I know that my government officials are professionals, so I expect their data to already have gone through quality checks.

Thank you.

4:45 p.m.

Liberal

Wayne Easter Liberal Malpeque, PE

I don't disagree with you on Statistics Canada, but we've already seen the decision made on the census, which will in fact jeopardize the reliability of the census information.

You're suggesting in your paper—and I think you mentioned it again now—that there are regressive cost-recovery policies at StatsCan and other organizations. Are you suggesting that in the future there would be no cost recovery applied?

4:45 p.m.

As an Individual

Tracey Lauriault

At the moment, a municipality has to buy the data, and I pay municipal taxes. Provincial and territorial governments also have to buy that data, and I pay provincial or territorial taxes. The federal government and all of their myriad departments and divisions also all have to purchase the same data.

If I go to purchase it, I have to purchase it, and I've already paid for it with my taxes. As well, research organizations such as university libraries on the Data Liberation Initiative also purchase those data. I, as a data user, and with these different organizations that I work with, have purchased the same data at least 10 times, and these are resources that don't diminish with use.

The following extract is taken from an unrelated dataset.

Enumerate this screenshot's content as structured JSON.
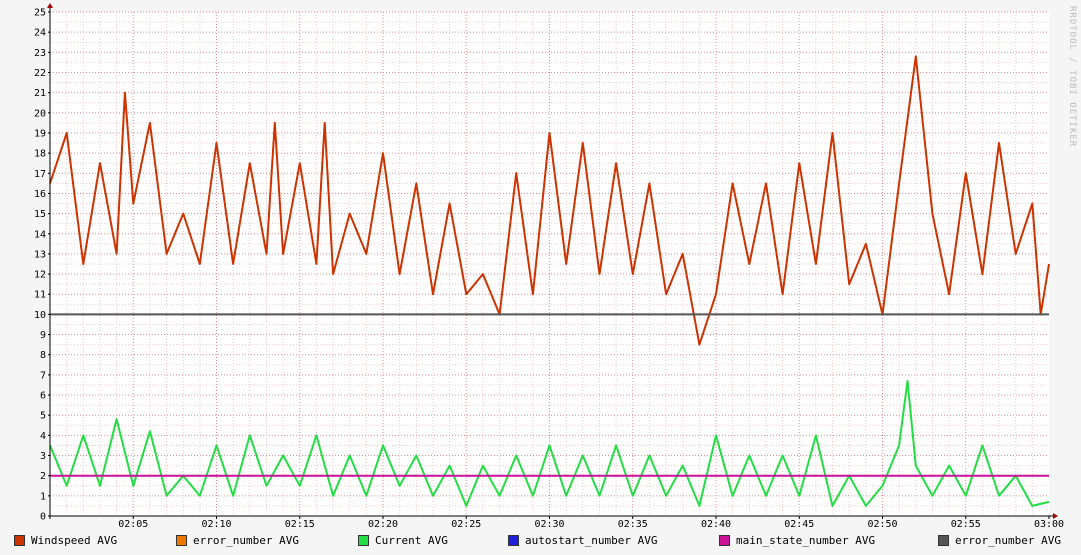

What I'm suggesting is that cost recovery might in fact be more expensive than the cost of sharing the data generally. If you go back and look at Natural Resources Canada and the decisions they've made with GeoGratis, with GeoBase, with the Atlas of Canada, with the geospatial data infrastructure, with topographic maps, etc., they discovered the cost of managing and selling royalties and managing ATIP requests. I think each $5 ATIP request costs $75. Think each time you purchase data about the cost of managing all of that.

What I'm suggesting is that it's incredibly cost-prohibitive to sell us the data that we have already paid for through taxation, and I'm asking that we share back with us our own public data.